A cube has 8 vertices. For each pair of distinct vertices, we connect them up with a line segment. There are
(8)
(2) =28
such line segments. For each of these 28 line segments, we mark the midpoint. How many distinct points have been marked as the midpoints?
19
To determine how many distinct points have been marked as midpoints, we need to calculate the number of unique midpoints among the 28 line segments.
To find the number of unique midpoints, we can start by considering the number of ways we can choose two vertices out of the eight.

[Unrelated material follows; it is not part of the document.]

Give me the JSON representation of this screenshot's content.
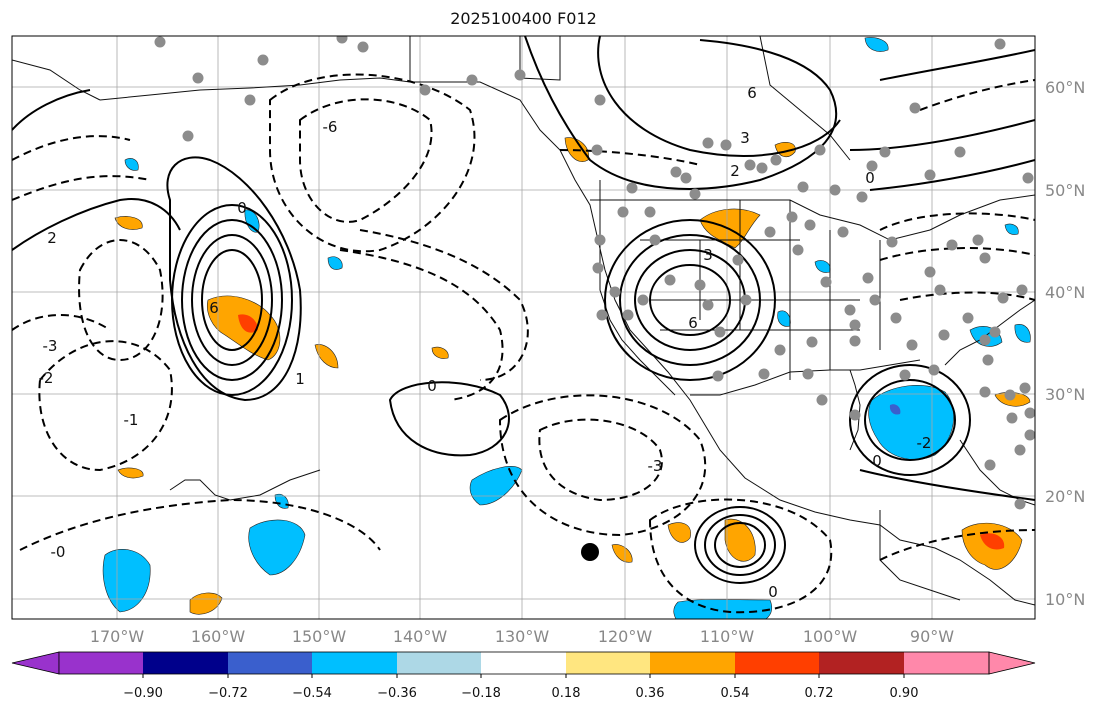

This can be calculated using the binomial coefficient formula:
C(n, k) = (n!)/(k!(n-k)!)
In this case, we want to find C(8, 2) which means choosing 2 vertices out of 8. Plugging these values into the formula, we get:
C(8, 2) = (8!)/(2!(8-2)!)
= (8!)/(2!6!)
= (8 * 7 * 6!)/(2!6!)
= (8 * 7)/2!
= 8 * 7/2
= 56/2
= 28
So we have 28 distinct line segments connecting pairs of distinct vertices.
Now, for each of the 28 line segments, we mark the midpoint. Since we have already established that there are 28 line segments, the number of midpoints will also be 28.
Therefore, the answer is that there are 28 distinct points marked as midpoints.